Not only are TV shows and cartoon dogs on the hot seat, but so are amusement park rides. A Change.org petition titled, "Re-theme Splash Mountain to Princess and the Frog," which has been signed by over 10,000 people, is asking that Disney rename one of the park's most iconic rides.

The petition points out that Splash Mountain is based on the 1946 movie "Song of the South," a movie critics claim is "steeped in extremely problematic and stereotypical racist tropes." Splash Mountain is featured in Disneyland, Disney World, and Tokyo Disneyland.

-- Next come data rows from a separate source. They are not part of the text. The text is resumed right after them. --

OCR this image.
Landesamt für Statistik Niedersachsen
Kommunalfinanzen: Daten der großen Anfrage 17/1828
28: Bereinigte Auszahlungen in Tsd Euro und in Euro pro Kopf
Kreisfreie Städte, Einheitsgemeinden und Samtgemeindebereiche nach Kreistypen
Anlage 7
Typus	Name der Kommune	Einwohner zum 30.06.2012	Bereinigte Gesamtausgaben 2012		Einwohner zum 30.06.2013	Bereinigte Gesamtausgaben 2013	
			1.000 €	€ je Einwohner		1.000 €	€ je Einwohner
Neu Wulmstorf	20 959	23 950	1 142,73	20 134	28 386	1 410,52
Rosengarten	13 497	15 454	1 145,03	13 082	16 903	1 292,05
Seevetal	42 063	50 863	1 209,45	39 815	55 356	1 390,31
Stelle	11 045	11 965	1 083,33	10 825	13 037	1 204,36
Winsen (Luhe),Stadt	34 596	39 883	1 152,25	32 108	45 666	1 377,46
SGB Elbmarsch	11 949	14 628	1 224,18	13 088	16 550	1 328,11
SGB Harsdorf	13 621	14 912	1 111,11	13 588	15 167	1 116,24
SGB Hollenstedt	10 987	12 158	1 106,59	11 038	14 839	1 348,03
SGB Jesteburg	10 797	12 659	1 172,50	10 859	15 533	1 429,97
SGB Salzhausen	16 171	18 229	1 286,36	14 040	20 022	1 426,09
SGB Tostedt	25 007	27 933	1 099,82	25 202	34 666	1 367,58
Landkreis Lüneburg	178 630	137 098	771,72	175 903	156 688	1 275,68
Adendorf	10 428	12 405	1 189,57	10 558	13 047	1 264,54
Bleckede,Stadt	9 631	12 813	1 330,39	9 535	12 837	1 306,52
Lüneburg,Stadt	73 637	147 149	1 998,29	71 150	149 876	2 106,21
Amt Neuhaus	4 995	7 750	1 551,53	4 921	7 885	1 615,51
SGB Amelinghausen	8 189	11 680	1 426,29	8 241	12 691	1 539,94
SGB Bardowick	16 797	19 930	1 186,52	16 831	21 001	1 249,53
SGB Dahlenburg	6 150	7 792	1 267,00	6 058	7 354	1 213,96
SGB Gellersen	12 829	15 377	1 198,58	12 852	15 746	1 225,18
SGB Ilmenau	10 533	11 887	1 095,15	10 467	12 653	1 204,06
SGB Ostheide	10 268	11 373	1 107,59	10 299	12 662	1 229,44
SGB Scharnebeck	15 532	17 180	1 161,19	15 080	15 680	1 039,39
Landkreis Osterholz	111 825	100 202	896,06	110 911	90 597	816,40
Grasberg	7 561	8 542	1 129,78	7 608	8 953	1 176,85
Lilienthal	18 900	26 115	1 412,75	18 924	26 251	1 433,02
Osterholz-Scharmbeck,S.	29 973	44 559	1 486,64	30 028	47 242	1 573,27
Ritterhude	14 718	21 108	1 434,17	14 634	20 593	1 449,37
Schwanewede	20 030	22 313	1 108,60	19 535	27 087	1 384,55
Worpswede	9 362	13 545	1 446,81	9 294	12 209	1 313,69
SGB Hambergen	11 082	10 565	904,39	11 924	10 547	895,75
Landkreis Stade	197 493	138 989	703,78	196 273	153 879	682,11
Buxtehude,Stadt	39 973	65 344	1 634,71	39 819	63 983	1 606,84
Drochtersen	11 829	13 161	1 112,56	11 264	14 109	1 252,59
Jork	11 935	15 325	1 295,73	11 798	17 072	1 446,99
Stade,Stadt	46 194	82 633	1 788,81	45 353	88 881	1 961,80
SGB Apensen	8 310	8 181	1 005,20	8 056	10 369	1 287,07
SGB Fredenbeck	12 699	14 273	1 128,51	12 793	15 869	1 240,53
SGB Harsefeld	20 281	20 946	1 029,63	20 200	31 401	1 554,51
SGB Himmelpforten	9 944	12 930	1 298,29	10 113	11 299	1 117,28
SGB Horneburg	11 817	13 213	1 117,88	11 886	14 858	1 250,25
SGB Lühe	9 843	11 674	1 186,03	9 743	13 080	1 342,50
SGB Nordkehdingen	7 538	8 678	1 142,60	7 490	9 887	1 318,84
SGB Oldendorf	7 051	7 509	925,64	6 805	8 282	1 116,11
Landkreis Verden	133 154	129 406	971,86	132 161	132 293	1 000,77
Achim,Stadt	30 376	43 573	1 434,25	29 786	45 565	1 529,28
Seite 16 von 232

"There is a huge need for diversity in the parks and this could help fill that need. 'Princess and the Frog' is a beloved princess movie but has very little representation in the parks," the petition states. "Tiana could be one of the first princesses with a thrill ride, as well as giving her a much deserved place in the parks. The framing of the ride is such that it could be easily changed to tell the story of Tiana while not compromising too much of the ride/costing a fortune in remodeling for Disney. This change could kill two birds with one stone, remove the offensive stereotypical theming the ride currently has and bring a much needed diversity to the parks. As well as a much bigger merchandising opportunity for 'Princess and the Frog.'"

Earlier this year, Disney executive chairman Bob Iger said "Song of the South" would not appear on the Disney+ streaming service because it is "not appropriate in today's world." The film was previously tagged with a disclaimer warning of "outdated cultural depictions."